A method for finding anomalous astronomical light curves and their analogs

Abstract

Our understanding of the Universe has profited from deliberate, targeted studies of known phenomena, as well as from serendipitous, unexpected discoveries, such as the discovery of a complex variability pattern in the direction of KIC 8462852 (Boyajian’s star). Upcoming surveys, such as the Vera C. Rubin Observatory Legacy Survey of Space and Time (LSST), will explore the parameter space of astrophysical transients at all time scales, and offer the opportunity to discover even more extreme examples of unexpected phenomena. We investigate strategies to identify novel objects and to contextualize them within large time-series data sets in order to facilitate the discovery of new classes of objects, as well as the physical interpretation of their anomalous nature. We develop a method that combines tree-based and manifold-learning algorithms for anomaly detection in order to perform two tasks: 1) identify and rank anomalous objects in a time-domain dataset; and 2) group those anomalies according to their similarity in order to identify analogs.
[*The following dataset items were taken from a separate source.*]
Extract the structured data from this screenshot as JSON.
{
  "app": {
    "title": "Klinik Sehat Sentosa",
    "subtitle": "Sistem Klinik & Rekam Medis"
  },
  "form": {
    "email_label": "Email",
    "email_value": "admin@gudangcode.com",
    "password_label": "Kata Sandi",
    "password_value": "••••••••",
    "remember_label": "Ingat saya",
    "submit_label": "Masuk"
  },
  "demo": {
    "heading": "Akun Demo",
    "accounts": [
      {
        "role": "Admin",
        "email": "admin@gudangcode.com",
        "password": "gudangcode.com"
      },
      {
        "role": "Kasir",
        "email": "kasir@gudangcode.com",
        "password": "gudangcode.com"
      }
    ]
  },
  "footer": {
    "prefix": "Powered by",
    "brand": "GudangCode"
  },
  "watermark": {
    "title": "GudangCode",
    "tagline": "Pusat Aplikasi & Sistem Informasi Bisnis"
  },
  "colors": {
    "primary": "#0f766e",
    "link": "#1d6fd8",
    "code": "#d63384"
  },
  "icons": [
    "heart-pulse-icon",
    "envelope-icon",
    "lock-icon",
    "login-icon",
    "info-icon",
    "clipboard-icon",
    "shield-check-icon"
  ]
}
We achieve the latter by combining an anomaly score from a tree-based method with a dimensionality manifold-learning reduction strategy. Clustering in the reduced space allows for the successful identification of anomalies and analogs. We also assess the impact of pre-processing and feature engineering schemes and investigate the astrophysical nature of the objects that our models identify as anomalous by augmenting the Kepler data with Gaia color and luminosity information. We find that multiple models, used in combination, are a promising strategy to identify novel light curves and light curve families.